The Demise of Community Responsibility: Unintended Consequences of Coverage Expansions on California Public Hospitals
Simon Haeder
Journal of Health Politics, Policy and Law, April 2019, Pages 173-219

Abstract:

Long before the establishment of Medicaid or the passage of the Affordable Care Act, California counties provided their poorest residents with access to comprehensive medical care. This article analyzes the creation and closure of public hospitals in the state of California. It combines both qualitative historical research and event history analysis to assess what led first to the creation of the nation's most comprehensive public health network and then to its gradual demise. Strong evidence is presented that the implementation of Medicaid in California significantly altered the calculus of local governments with regard to the operation of public hospitals. In particular, Medicaid shifted county hospitals from the realm of allocational politics to that of redistributive politics. Subsequently, reforms at the state and federal levels further encouraged this development. Because of this shift, many counties decided to close their hospitals. Moreover, as expected for redistributive policies, the continued operation of public hospitals was driven not by need but instead merely by fiscal capacity: more affluent counties continue to maintain them while poorer, needier counties close their doors.
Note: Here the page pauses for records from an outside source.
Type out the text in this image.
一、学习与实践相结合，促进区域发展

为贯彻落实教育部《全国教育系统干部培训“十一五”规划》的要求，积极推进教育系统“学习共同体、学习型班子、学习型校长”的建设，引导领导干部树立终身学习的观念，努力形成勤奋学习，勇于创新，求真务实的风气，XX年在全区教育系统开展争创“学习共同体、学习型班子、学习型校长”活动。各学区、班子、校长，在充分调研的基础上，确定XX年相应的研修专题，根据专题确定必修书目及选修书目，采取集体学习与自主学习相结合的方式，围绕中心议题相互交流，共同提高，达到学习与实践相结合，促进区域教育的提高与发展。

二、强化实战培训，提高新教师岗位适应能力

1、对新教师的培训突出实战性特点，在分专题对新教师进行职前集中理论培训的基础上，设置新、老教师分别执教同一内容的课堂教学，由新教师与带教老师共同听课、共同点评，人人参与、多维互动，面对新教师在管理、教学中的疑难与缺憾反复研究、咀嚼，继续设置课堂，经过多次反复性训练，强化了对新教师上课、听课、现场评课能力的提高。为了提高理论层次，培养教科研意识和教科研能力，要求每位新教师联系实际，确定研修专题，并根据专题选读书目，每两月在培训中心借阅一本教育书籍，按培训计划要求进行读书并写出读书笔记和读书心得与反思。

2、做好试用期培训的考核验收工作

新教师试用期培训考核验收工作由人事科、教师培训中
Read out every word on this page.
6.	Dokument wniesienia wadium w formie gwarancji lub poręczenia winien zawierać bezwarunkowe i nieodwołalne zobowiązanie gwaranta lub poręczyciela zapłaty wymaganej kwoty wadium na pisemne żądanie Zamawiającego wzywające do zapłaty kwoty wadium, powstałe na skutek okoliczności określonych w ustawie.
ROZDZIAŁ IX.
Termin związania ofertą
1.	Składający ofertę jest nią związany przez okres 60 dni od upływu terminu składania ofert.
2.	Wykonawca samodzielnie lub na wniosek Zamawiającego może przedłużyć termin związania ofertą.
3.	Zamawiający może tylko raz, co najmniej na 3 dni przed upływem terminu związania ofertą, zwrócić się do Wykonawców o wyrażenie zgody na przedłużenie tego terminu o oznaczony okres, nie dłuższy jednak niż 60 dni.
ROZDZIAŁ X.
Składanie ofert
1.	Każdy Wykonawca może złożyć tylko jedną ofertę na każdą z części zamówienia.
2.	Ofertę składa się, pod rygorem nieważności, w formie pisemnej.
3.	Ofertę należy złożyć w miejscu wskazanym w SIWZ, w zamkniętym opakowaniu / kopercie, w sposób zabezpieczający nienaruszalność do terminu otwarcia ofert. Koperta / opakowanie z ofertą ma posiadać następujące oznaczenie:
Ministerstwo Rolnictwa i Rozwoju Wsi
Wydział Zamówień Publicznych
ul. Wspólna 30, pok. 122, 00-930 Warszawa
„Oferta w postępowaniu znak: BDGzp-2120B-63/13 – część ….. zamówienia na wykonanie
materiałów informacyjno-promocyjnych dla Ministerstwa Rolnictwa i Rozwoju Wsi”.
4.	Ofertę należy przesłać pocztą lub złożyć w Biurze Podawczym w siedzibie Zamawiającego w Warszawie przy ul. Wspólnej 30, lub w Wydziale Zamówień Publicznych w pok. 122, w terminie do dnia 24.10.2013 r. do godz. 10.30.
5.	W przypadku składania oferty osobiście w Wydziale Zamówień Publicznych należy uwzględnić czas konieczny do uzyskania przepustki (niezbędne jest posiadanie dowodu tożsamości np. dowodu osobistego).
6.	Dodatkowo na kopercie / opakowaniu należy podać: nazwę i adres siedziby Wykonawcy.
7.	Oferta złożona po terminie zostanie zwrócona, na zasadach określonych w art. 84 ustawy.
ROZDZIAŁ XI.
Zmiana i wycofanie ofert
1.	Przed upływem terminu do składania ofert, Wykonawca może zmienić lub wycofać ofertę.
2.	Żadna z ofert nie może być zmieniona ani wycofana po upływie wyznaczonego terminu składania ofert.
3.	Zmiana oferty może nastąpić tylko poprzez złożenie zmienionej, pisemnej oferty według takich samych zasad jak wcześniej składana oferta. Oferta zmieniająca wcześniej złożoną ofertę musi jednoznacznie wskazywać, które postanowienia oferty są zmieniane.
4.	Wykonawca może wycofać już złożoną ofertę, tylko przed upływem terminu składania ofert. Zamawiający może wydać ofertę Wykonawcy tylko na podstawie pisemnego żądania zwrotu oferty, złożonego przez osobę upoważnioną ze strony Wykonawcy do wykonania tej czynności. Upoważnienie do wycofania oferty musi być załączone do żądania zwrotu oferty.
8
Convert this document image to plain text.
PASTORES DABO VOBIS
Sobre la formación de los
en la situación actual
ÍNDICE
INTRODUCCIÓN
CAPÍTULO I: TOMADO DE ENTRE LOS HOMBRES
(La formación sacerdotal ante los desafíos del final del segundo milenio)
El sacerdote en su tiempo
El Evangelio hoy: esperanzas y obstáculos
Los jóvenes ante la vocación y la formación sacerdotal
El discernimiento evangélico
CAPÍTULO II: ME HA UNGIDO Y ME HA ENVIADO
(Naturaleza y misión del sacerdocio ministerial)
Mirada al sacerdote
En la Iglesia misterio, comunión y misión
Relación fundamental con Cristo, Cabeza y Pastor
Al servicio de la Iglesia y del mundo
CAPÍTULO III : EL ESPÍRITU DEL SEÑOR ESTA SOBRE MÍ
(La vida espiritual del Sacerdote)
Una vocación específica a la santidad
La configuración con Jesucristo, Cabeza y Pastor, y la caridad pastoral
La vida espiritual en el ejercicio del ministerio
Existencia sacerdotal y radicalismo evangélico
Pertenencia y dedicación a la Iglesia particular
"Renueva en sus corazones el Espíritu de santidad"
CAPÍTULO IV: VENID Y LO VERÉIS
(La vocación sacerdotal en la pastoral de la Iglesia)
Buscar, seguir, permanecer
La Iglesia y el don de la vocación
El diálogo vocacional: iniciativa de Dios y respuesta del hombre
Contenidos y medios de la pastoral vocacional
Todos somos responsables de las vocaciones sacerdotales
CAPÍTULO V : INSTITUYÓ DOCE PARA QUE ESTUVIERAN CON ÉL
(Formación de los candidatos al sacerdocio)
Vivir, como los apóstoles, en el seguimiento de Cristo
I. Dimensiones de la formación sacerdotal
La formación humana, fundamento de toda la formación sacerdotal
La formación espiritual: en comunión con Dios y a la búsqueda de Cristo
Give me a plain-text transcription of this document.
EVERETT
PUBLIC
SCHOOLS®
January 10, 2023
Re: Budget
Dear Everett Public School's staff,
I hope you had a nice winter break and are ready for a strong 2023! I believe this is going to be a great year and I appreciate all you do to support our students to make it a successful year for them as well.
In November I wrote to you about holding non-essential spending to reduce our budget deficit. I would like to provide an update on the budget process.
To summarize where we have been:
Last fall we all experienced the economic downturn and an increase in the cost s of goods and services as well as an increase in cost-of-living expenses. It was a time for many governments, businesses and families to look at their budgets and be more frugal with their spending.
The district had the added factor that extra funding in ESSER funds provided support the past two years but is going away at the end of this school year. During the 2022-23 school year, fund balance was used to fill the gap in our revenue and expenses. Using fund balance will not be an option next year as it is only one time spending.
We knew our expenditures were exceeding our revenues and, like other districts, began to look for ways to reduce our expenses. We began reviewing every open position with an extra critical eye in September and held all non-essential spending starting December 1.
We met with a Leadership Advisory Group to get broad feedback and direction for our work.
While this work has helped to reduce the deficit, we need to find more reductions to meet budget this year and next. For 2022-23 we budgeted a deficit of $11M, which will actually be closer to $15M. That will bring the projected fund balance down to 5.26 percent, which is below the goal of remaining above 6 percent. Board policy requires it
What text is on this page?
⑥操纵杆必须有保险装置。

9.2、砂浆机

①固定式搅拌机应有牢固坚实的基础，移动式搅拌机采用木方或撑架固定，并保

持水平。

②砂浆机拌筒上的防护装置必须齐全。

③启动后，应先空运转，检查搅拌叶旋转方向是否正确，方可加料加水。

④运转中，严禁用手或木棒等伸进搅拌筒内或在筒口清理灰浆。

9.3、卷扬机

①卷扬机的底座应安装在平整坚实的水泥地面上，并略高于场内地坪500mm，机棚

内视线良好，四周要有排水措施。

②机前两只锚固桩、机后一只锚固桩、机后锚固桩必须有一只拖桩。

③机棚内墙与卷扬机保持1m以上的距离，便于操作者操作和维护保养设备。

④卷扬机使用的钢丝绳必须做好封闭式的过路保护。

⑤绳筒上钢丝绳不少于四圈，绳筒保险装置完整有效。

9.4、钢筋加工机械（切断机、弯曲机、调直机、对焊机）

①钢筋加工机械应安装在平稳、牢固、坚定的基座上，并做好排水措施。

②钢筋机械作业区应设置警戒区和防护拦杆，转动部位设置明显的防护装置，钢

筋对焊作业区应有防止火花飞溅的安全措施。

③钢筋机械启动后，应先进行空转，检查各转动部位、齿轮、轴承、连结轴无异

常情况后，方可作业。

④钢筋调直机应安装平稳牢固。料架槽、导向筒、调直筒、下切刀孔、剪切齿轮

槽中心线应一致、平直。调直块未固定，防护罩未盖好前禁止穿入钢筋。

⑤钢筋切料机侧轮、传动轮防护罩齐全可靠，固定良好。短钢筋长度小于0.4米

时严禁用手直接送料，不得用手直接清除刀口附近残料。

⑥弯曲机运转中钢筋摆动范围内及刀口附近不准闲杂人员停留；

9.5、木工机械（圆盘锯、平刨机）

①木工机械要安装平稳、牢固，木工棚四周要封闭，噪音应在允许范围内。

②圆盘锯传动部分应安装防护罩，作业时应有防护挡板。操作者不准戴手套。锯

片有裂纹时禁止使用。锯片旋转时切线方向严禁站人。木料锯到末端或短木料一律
Physician age and the abandonment of episiotomy
David Howard & Jason Hockenberry
Health Services Research, forthcoming

Data Sources/Study Setting: Hospital discharge data from Pennsylvania for the period 1994 to 2010.

Study design: We examined the impact of the year in which physicians started delivering babies (a proxy for age) in Pennsylvania on episiotomy rates using a linear probability model with hospital fixed effects.

Principal Findings: The average physician‐level episiotomy rate declined from 54 percent in 1994 to 13 percent in 2010. Rates declined among older and younger physicians, but, at any point in time, women treated by older physicians were more likely to have an episiotomy. A 10‐year difference in physician age is associated with a 6 percentage point increase in episiotomy rates.